Liquid nitrogen with a boiling point of -196°C is the coldest practical cryogenic agent. When placed in contact with a surface with a higher temperature, the liquid nitrogen will boil, extracting latent heat from its surroundings. In addition, if maintained in a pressurized environment, a gas, upon being allowed to expand, will lead to a drop in temperature. This is known as the Joule-Thomson effect. Most early applications involved the open application of liquid nitrogen into or onto the surface of a lesion. This involved pouring the liquid nitrogen into the tumor cavity, following intralesional excision or spraying along the margins with a probe (Fig. 1). Drawbacks of this approach include the formation of a thin layer of vapor, which may actually insulate the tissues, and an unpredictable delivery of the cryogen, resulting in temperature variability.
The initial closed systems also employed liquid nitrogen, which was continually circulated through the tip of the probes. However, liquid nitrogen is limited to probes of a diameter greater than 3 mm. Using pressurized argon gas (boiling point of -185.7°C), it is possible to create probes with a diameter as small as 1.4 mm, making directed treatment of small tumors possible (29).
FIGURE 1 Use of liquid nitrogen in an open system intraoperatively. Source: Photo courtesy of James Wittig, MD.
Systems are now available which utilize argon gas as a coolant and helium to aid in the thawing process. This makes it possible to reach temperatures as low as -100°C within a few seconds. An active thawing process is induced through the delivery of helium gas through the probe. With the current systems, it is possible to deploy up to eight probes at once.

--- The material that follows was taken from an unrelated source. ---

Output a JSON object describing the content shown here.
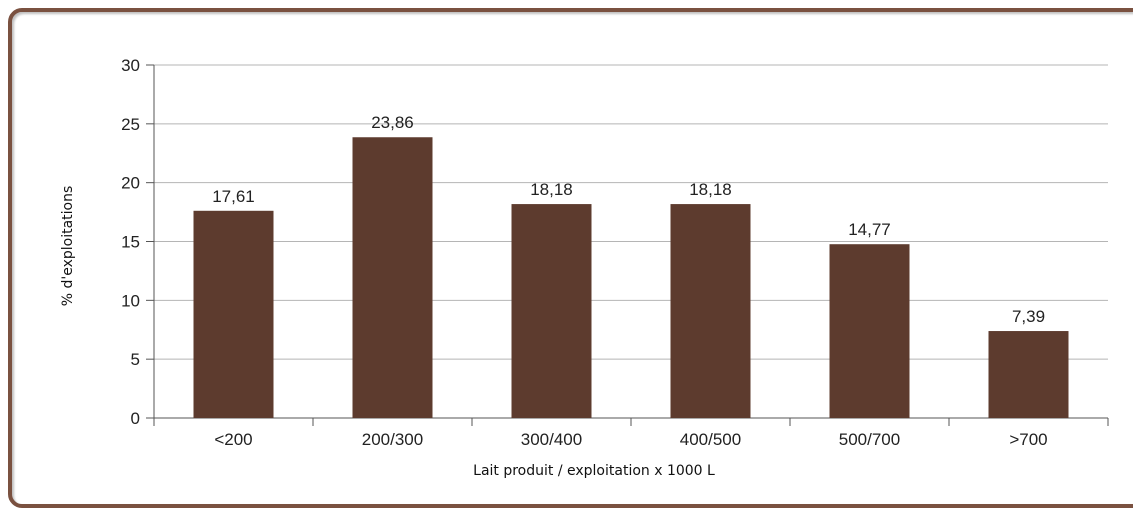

What results at the tip of the probe is an "ice ball," which has a predictable geometry based on the length and diameter of the noninsulated tip of the probe. This ice ball can be visualized by various imaging technique including ultrasound, computed tomography (CT) and magnetic resonance imaging (MRI) (Fig. 2). Ultrasound, though very practical for certain applications, does not permit visualization deep into the most superficial portion of the ice ball. Most centers do not have the capability to employ MRI during the treatment process. This leaves CT imaging as the most practical and widely employed modality for this purpose.
It is important to remember that a temperature of 0°C should be assumed at the edge of the ice ball. Data published by the equipment manufacturers on the size and geometry of the different thermal zones surrounding the tip of the probe make it possible to predict the area of the ice ball at approximately -20°C or lower (Fig. 3). For complete necrosis of the tumor, it is important to extend the margins of the ice ball an appropriate distance beyond the tumor margins in order to ensure complete cell death. Although this is often the case with tumors in solid organs such as the liver and kidney, where the destruction of a small cuff of surrounding normal tissue will not result in undue morbidity to the patient, this is not the case in many musculoskeletal applications for several reasons. Much of the early data has been accumulated
FIGURE 2 Axial computed tomographic image demonstrating the rounded low attenuation ice ball surrounding the cryoprobes.